Mit Knüppeln bewaffnete Anhänger der rechten Partei Swoboda (Freiheit) zwangen jedoch vermummte Mitglieder der radikalen Gruppe Spilna Sprawa (Gemeinsame Sache), das seit Tagen besetzte Landwirtschaftsministerium zu verlassen. Ein AFP-Reporter berichtete, sie wollten verhindern, dass die Besetzung die Verhandlungen belastet. Das Fernsehen berichtete über mehrere Verletzte bei Zusammenstößen zwischen beiden Gruppen, doch konnte dies nicht bestätigt werden.

Sonst war es in Kiew weitgehend ruhig, nachdem das Parlament am Dienstag als Zugeständnis an die Opposition die umstrittenen Gesetze annulliert hatte, mit denen vor zwei Wochen die Versammlungsfreiheit massiv eingeschränkt worden war. Die inhaftierte frühere Ministerpräsidentin Julia Timoschenko begrüßte die Zugeständnisse, bezeichnete sie aber als unzureichend.

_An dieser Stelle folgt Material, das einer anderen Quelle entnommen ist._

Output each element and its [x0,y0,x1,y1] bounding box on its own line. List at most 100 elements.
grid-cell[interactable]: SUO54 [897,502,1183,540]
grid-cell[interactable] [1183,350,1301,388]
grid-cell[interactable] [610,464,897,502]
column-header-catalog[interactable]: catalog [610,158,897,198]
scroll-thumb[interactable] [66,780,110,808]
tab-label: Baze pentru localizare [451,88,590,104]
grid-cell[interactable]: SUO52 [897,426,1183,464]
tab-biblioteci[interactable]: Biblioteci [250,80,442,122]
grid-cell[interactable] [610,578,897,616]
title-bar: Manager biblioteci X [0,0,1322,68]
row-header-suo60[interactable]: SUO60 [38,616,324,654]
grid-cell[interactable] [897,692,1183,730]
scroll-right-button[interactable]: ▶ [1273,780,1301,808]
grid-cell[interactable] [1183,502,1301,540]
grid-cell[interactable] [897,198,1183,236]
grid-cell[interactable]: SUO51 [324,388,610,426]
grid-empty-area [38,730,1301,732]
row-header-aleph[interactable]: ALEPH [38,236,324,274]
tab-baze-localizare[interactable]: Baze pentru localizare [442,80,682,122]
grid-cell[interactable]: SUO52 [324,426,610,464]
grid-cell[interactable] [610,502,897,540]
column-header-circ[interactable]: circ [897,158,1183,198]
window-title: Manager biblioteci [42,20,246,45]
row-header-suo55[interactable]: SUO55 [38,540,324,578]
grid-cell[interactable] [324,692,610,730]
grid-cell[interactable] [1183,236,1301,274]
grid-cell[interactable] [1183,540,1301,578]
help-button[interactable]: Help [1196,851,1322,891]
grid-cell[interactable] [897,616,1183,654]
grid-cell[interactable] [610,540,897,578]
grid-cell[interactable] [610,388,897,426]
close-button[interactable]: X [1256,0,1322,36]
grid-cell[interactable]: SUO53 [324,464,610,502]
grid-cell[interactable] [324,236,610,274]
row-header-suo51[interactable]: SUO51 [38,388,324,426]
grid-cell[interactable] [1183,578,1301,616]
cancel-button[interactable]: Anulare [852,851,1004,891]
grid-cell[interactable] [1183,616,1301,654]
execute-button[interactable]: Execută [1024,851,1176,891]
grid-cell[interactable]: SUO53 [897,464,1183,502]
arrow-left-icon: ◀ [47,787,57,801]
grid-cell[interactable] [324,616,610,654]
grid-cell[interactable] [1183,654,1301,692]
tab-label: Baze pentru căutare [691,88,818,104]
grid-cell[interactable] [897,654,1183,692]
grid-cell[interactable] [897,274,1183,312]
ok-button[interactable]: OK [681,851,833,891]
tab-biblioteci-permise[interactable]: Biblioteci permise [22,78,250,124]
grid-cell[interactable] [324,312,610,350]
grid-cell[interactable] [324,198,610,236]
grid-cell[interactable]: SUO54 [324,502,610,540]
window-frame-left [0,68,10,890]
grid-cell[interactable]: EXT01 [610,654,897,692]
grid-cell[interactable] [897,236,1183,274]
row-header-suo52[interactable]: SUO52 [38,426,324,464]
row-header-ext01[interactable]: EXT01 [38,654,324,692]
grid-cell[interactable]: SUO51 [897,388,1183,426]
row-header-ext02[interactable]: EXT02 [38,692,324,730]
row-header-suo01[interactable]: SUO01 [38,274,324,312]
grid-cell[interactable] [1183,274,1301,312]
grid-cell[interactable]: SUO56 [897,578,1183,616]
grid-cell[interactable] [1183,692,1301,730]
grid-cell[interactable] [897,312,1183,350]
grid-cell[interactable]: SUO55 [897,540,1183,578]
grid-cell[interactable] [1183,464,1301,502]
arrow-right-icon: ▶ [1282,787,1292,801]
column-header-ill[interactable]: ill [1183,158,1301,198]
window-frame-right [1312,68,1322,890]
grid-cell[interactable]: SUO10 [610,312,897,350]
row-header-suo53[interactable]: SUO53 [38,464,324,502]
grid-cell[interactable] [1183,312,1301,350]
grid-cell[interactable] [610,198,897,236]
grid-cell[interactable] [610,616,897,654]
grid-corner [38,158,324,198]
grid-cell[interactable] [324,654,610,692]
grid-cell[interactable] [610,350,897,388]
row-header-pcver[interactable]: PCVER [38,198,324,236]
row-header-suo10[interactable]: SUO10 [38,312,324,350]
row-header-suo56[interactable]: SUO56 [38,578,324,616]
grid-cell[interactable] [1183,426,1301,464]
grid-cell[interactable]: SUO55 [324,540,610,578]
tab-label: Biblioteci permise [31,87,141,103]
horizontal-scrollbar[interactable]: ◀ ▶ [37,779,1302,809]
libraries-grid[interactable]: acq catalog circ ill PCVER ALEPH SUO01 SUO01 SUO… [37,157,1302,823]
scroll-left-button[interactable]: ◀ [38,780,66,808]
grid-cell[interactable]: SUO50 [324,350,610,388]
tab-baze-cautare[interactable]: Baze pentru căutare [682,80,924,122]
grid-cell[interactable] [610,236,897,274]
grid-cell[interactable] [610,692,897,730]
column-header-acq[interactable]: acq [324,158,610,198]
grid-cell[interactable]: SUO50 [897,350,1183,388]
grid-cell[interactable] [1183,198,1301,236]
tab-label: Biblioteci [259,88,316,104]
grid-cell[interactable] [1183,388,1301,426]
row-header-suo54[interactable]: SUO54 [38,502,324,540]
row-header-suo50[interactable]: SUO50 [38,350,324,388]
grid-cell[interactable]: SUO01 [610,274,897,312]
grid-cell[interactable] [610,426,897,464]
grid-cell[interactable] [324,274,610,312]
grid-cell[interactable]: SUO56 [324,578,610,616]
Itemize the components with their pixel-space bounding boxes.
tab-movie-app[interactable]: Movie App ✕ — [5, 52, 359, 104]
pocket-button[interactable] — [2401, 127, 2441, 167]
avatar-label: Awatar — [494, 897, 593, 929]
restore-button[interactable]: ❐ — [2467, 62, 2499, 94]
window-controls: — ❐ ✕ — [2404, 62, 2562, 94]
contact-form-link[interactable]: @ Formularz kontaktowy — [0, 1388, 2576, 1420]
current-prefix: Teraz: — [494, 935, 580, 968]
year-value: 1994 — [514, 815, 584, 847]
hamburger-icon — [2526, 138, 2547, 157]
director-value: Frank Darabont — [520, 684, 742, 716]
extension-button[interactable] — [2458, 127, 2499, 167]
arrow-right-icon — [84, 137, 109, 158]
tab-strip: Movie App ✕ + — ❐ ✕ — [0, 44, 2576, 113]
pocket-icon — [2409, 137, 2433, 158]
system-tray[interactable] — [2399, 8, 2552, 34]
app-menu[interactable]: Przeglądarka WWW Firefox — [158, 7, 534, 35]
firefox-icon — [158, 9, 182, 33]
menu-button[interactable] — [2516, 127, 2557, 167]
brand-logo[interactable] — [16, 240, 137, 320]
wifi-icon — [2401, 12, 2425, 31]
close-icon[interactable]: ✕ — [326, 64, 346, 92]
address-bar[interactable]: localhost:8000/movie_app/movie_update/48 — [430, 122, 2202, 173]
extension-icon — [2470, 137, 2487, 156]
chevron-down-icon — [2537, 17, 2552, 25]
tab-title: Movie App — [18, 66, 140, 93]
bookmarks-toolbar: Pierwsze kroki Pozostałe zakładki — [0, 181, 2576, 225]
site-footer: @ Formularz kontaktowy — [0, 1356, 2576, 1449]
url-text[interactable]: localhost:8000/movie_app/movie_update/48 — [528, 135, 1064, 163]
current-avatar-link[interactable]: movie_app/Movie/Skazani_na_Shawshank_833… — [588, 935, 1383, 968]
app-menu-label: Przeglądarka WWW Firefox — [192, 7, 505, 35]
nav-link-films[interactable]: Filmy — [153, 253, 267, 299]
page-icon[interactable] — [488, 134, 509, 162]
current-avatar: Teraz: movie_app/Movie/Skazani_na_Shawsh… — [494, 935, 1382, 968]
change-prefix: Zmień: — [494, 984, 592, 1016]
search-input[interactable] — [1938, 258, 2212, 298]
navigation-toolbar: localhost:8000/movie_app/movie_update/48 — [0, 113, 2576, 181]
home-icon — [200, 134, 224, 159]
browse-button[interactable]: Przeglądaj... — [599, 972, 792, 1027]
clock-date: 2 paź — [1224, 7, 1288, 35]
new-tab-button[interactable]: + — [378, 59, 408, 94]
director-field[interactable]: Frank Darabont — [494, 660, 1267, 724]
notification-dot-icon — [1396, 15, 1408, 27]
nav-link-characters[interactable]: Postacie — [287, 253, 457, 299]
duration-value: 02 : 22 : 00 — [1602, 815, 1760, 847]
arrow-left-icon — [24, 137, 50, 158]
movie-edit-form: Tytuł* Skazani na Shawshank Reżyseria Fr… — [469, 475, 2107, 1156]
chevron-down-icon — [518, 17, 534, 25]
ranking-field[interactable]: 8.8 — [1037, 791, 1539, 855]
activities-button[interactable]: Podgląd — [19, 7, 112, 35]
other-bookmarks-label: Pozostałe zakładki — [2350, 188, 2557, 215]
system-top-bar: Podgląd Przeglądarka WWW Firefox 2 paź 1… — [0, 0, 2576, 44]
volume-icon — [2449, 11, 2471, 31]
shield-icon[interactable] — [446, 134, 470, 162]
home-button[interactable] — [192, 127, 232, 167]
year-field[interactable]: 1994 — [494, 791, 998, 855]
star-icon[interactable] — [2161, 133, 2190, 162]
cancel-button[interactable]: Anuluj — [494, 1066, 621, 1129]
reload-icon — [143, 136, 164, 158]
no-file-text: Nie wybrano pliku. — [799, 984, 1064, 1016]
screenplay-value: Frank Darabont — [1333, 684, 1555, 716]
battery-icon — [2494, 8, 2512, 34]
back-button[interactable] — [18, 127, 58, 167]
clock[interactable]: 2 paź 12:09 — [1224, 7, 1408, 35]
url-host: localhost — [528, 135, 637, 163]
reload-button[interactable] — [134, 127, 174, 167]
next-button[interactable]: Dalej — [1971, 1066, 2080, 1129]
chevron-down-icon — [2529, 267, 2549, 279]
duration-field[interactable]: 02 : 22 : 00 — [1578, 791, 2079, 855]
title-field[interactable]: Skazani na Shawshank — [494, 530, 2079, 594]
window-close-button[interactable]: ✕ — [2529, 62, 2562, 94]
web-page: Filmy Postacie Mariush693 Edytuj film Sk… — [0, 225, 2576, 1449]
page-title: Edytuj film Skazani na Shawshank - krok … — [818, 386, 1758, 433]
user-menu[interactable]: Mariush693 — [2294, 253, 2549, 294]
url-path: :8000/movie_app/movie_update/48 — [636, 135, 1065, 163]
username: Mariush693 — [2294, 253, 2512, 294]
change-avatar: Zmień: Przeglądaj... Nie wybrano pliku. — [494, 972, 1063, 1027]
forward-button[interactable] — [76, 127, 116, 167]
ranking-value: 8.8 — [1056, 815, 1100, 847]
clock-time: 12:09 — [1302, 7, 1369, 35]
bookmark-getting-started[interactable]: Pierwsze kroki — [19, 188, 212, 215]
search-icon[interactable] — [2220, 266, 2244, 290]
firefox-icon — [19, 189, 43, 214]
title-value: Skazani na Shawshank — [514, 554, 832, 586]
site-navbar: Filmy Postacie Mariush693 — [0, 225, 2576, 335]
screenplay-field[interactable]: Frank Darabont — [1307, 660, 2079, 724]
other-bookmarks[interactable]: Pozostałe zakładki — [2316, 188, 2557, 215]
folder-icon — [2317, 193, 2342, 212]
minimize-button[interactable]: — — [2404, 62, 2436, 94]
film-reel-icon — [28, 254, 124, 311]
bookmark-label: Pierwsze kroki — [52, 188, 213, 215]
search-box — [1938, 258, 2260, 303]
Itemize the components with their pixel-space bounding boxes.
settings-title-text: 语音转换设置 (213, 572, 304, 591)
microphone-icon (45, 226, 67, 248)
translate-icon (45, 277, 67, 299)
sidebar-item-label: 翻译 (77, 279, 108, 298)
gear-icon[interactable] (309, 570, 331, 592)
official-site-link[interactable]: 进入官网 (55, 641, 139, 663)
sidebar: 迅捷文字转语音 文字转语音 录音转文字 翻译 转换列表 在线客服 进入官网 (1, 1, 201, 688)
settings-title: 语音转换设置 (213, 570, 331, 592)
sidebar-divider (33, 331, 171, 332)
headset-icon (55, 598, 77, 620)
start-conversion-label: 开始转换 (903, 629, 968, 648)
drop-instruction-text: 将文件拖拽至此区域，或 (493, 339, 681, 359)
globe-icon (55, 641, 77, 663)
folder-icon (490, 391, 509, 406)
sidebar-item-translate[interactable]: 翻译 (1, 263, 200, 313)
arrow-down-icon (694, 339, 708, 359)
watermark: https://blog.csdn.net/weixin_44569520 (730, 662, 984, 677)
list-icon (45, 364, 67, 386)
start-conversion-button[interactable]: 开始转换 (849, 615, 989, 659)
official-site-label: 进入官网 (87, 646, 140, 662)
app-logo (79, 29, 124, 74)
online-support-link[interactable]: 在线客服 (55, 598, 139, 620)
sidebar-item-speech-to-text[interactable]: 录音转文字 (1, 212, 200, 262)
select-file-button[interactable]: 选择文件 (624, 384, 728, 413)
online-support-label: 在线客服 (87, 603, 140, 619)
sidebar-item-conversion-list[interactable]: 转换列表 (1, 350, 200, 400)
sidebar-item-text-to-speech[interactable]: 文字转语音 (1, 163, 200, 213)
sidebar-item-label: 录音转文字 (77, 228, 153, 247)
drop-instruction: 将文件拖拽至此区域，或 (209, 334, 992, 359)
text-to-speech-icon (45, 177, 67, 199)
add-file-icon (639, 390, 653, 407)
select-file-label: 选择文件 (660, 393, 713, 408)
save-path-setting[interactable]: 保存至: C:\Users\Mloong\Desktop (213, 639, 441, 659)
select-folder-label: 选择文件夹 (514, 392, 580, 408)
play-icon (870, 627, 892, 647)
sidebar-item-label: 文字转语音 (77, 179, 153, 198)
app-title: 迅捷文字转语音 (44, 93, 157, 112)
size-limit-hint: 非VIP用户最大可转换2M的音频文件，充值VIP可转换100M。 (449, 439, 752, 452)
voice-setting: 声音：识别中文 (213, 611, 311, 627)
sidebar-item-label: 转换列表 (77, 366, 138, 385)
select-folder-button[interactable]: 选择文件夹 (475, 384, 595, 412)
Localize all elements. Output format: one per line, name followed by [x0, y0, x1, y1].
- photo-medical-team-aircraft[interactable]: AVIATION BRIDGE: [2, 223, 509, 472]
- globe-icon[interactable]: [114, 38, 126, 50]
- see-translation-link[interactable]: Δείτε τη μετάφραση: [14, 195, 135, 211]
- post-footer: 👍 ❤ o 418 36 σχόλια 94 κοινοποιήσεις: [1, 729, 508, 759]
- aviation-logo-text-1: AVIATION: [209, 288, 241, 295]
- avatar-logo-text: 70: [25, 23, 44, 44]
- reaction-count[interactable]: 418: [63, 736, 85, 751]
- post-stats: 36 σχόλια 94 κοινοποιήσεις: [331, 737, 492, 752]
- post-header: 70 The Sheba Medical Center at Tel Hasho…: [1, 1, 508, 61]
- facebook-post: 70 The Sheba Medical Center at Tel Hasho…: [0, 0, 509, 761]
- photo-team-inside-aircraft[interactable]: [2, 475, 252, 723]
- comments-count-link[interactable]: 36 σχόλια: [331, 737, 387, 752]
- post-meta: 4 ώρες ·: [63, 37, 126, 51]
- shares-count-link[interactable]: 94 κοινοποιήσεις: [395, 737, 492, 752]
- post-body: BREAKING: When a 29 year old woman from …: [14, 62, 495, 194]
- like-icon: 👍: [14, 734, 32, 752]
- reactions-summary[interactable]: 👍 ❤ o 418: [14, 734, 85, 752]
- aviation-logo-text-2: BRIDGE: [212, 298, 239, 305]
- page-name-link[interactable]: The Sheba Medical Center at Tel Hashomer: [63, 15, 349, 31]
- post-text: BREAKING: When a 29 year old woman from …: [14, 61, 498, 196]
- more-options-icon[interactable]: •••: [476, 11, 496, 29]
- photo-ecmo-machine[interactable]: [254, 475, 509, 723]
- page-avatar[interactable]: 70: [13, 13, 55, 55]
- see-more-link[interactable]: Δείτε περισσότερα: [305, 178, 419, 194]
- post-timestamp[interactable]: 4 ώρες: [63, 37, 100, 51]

Nachdem Ministerpräsident Asarow zurückgetreten war, wurde diskutiert, ob der Unternehmer und frühere Außenminister Petro Poroschenko als Kompromisskandidat das Amt des Ministerpräsidenten übernehmen könnte. Er hat Verbindungen zu beiden Seiten.

Russlands Präsident Wladimir Putin kündigte derweil an, mit der vollständigen Auszahlung der Milliardenhilfen an die Ukraine zu warten, bis eine neue Regierung im Amt ist. Moskau hatte Kiew im Dezember 15 Milliarden Dollar (knapp elf Milliarden Euro) sowie gesenkte Energiepreise zugesagt, nachdem die Ukraine darauf verzichtete, ein Assoziierungsabkommen mit der Europäischen Union zu unterzeichnen.

EU-Außenbeauftragte Catherine Ashton bemühte sich in Kiew erneut um Vermittlung zwischen beiden Seiten. US-Vizepräsident Joe Biden drängte Janukowitsch bei einem Telefonat, den Dialog mit der Opposition fortzusetzen.